The corresponding weights of the feature vector connected to the logistic regression aids to weight the importance of each object in the image in relation to a classification of a particular image. 

*In this kernel*, I used this workflow to get my Class Activation Map:

- *Load a Resnet50* pretrained on [Imagenet](http://www.image-net.org/) but cut it off at the last activation layer, which returns 2048 7x7 feature maps of the query image 

- *Use the Resnet50* model to predict the class of the query image

- *With the class of the query image*, take the corresponding weights of the logistic regression, i.e the last dense layer weights

- *Compute the dot product* of the 2048 7x7 feature maps and the logistic regression weights of the query image class, returns 7x7 image

- *Upsample the 7x7 image* to the original size of the image using [scipy](https://www.scipy.org/)

- *Overlay a sort of heatmap* over the query image

- *Plot* both the query image and its overlayed heatmap constituent  

# RESULTS

![0000002](https://user-images.githubusercontent.com/51057490/82155893-e9d40700-986f-11ea-9b8a-b68e96cc566f.JPG)
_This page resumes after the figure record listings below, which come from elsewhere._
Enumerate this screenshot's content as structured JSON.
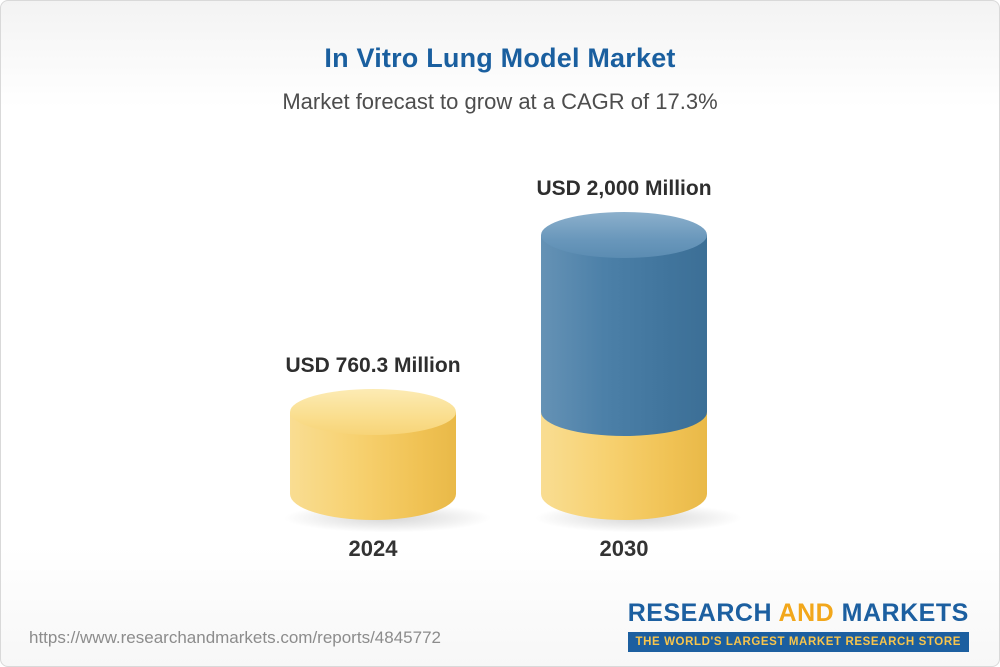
{
  "header": {
    "title": "In Vitro Lung Model Market",
    "subtitle": "Market forecast to grow at a CAGR of 17.3%"
  },
  "chart_data": {
    "type": "bar",
    "title": "In Vitro Lung Model Market",
    "subtitle": "Market forecast to grow at a CAGR of 17.3%",
    "unit": "USD Million",
    "cagr_percent": 17.3,
    "categories": [
      "2024",
      "2030"
    ],
    "values": [
      760.3,
      2000
    ],
    "value_labels": [
      "USD 760.3 Million",
      "USD 2,000 Million"
    ],
    "ylim": [
      0,
      2000
    ],
    "grid": false,
    "legend": "none",
    "colors": {
      "base_segment": "#F2C75C",
      "growth_segment": "#4679A2"
    },
    "note": "2030 cylinder shows yellow base portion equal to 2024 value with blue growth portion stacked above"
  },
  "footer": {
    "url": "https://www.researchandmarkets.com/reports/4845772",
    "logo": {
      "research": "RESEARCH",
      "and": "AND",
      "markets": "MARKETS",
      "tagline": "THE WORLD'S LARGEST MARKET RESEARCH STORE"
    }
  }
}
![0000004](https://user-images.githubusercontent.com/51057490/82155996-8c8c8580-9870-11ea-98e5-cb019af3ed67.JPG)

![0000000088](https://user-images.githubusercontent.com/51057490/82156029-c2316e80-9870-11ea-89f6-f88153ac3a12.JPG)

![0000003](https://user-images.githubusercontent.com/51057490/82156047-e4c38780-9870-11ea-8329-0967f07c88e1.JPG)

![0000007](https://user-images.githubusercontent.com/51057490/82156068-015fbf80-9871-11ea-94c9-eeb4f6a87150.JPG)

![0000006](https://user-images.githubusercontent.com/51057490/82156085-091f6400-9871-11ea-9eea-a313a4a78c22.JPG)

![0000005](https://user-images.githubusercontent.com/51057490/82156093-0d4b8180-9871-11ea-99f4-9aad2f64f8a3.JPG)

![000000010](https://user-images.githubusercontent.com/51057490/82156095-11779f00-9871-11ea-84f5-c2d86d2a74f7.JPG)

![0000009](https://user-images.githubusercontent.com/51057490/82156102-189ead00-9871-11ea-90f6-339b25369f36.JPG)

![0000008](https://user-images.githubusercontent.com/51057490/82156115-28b68c80-9871-11ea-8089-41c26e6f7719.JPG)

![bicycle](https://user-images.githubusercontent.com/51057490/82156123-30763100-9871-11ea-94d1-d1e72442e896.JPG)

N/B: The area around the main object which the network presumes is relevant for it's prediction is hotter than the rest, hence the name, "heatmap"

## CONCLUSION:

- This also shows how deep learning networks already have some kind of a built in attention mechanism.

- This should be useful for debugging the decision process in classification networks.